Ansible Credentials and Variable Overrides

Let’s say we need to create mysql users. We’ll be overloading at the group_vars level, with group_vars/all/mysql_users.vault.yml being overridden by the more specific group_vars/production/mysql_users.vault.yml. Although we can set some basic stuff for all the hosts in a role, we want it to be available to both the database and the app roles without introducing dependencies. Hence, group_vars/all.

In ansible, to get a merging rather than replace behaviour for hashes, we set hash_behaviour = merge in ansible.cfg. The default behaviour is to replace the value and ONLY hashes can have the merge behaviour. The variables can be overriden in the group_vars directory and the variables set and loaded in all are overriden in the specific environment group. The only time there may be confusion is if a host is part of two groups, let’s say production and app, and the variable is set in both places.
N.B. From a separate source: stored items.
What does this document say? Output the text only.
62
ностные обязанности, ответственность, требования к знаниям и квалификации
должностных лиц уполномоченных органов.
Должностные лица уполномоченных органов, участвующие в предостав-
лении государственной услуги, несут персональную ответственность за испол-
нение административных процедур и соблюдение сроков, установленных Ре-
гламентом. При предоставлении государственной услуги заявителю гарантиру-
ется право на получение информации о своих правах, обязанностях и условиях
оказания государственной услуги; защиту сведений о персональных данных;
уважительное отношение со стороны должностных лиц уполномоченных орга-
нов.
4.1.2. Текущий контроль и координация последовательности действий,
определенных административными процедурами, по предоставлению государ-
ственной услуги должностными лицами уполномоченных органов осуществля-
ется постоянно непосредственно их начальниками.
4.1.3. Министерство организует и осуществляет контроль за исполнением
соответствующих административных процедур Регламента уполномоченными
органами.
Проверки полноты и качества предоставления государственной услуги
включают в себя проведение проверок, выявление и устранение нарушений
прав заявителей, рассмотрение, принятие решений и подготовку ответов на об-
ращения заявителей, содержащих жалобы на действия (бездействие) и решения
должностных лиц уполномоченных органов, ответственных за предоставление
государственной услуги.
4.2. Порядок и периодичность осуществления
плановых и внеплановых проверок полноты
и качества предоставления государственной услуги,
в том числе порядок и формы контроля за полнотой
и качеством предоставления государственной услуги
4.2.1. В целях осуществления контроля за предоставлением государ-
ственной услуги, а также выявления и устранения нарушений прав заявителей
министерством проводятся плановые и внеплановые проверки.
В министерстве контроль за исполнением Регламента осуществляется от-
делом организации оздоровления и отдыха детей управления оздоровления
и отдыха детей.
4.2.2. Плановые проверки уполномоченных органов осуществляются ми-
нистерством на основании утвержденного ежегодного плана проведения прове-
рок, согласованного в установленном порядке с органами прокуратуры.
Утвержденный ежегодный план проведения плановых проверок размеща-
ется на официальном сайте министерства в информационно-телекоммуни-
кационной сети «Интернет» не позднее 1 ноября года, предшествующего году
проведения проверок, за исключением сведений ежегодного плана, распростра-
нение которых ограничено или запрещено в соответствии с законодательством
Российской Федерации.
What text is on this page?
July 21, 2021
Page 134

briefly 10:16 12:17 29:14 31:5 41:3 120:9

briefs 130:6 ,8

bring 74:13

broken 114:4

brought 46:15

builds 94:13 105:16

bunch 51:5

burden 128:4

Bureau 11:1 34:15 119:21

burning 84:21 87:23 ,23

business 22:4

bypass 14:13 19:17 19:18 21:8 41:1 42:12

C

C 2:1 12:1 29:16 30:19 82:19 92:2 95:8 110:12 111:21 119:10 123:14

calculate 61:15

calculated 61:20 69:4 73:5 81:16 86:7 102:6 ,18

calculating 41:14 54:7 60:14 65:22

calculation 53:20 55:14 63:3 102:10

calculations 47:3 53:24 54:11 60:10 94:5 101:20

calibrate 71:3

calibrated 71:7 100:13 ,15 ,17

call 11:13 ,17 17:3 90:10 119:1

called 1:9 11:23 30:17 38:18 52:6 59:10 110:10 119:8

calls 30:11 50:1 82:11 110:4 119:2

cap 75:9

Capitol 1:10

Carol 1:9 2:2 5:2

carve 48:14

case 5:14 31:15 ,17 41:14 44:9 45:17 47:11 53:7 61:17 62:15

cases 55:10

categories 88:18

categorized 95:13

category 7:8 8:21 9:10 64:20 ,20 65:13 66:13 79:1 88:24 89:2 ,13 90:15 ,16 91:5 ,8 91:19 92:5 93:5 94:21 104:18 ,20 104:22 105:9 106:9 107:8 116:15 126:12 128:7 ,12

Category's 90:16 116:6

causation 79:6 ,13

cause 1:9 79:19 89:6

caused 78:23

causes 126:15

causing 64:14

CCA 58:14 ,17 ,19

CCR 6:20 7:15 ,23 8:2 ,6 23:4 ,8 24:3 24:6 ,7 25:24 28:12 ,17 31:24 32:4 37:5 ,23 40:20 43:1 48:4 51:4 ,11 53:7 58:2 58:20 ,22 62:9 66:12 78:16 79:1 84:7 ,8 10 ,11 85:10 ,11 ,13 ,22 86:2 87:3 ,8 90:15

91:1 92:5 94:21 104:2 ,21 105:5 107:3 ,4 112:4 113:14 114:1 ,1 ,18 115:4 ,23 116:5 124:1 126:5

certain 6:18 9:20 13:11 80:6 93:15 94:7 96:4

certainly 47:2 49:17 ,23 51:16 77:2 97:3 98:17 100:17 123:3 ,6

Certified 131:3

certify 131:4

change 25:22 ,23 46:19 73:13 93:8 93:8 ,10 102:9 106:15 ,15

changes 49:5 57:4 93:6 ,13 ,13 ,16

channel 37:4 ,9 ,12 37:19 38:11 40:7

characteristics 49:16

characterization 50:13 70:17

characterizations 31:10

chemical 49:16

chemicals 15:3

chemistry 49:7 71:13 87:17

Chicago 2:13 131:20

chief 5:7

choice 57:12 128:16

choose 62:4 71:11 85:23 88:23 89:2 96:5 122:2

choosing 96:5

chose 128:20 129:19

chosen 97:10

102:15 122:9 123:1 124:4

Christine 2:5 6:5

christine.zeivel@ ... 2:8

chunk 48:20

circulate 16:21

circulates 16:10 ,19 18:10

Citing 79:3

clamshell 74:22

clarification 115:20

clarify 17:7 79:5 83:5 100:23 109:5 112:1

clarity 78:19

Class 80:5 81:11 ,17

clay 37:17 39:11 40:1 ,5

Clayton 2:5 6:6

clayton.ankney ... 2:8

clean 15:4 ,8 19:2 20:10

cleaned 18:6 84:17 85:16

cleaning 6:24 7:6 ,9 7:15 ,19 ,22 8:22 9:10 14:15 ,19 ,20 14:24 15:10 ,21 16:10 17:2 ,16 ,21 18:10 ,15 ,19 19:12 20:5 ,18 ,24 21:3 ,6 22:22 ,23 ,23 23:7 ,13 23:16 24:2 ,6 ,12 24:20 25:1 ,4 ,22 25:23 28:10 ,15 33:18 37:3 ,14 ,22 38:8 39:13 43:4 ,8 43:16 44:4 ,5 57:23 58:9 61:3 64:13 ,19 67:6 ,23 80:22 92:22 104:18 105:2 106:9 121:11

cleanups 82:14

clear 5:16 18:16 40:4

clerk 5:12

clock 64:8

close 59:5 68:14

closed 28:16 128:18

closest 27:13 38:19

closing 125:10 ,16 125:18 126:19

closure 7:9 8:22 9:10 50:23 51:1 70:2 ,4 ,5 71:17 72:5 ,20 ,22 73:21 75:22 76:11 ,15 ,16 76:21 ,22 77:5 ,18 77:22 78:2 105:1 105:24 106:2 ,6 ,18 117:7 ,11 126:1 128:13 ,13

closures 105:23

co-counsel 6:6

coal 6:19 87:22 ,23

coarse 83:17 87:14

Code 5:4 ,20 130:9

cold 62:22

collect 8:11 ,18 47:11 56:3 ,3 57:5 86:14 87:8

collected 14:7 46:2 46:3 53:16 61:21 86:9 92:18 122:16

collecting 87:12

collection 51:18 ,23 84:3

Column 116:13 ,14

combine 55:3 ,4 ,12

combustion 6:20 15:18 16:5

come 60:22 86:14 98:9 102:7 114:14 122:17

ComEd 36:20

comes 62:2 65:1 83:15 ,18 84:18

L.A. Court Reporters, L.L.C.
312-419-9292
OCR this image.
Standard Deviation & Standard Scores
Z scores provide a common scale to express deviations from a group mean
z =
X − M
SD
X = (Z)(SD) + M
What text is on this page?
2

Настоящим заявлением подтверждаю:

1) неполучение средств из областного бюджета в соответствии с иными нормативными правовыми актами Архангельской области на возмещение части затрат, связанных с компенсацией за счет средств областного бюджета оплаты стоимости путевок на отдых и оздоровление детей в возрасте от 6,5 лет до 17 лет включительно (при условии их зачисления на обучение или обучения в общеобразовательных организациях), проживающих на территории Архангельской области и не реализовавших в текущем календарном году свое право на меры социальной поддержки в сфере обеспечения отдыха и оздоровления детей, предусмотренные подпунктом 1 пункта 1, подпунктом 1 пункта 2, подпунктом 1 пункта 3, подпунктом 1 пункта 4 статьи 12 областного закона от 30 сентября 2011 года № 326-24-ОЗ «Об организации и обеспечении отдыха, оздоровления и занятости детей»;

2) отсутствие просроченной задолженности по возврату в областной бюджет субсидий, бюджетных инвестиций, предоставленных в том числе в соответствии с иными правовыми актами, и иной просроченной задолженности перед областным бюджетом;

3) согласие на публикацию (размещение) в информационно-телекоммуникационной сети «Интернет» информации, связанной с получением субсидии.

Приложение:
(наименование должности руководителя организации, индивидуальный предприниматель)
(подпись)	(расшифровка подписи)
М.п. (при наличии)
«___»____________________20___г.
Sample group_vars/all/mysql_users.vault.yml:

mysql_users:
  root:
    password: test123
    host: localhost
    priv: '*.*:ALL,GRANT'
  repl:
    password: replpass
    priv: '"*.*":"REPLICATION SLAVE,REPLICATION CLIENT"'

and we can override it in group_vars/production/mysql_users.vault.yml

mysql_users:
  root:
    password: therealpass

This gets called with the iterator with_dict in a playbook:

- name: Create all the mysql users
  tags: mysql_user
  mysql_user: name={{ item.key }} password={{ item.value.password }} host={{ item.value.host | default("%") }} priv={{ item.value.priv | default("*.*:USAGE")}} state=present
  with_dict: mysql_users

So that’s fairly straightforward. There are more complicated situations, for instance, creating a set of users with authorized_keys. I’m modifying the example given here which is using a list. But lists can’t be merged, so the data structure needs to be modified to a dict that works while using with_subelement. What I’ve found works is below:

users:
  alice:
    name: alice
    authorized:
      - /tmp/alice/onekey.pub
      - /tmp/alice/twokey.pub
  bob: 
    name: bob
    authorized:
      - /tmp/bob/id_rsa.pub
- user: name={{ item.name }} state=present generate_ssh_key=yes
  with_items: users

- authorized_key: "user={{ item.0.name }} key='{{ lookup('file', item.1) }}'"
  with_subelements:
    - users
    - authorized

Modelling the data this way allows overrides and usage with ansible’s iterators.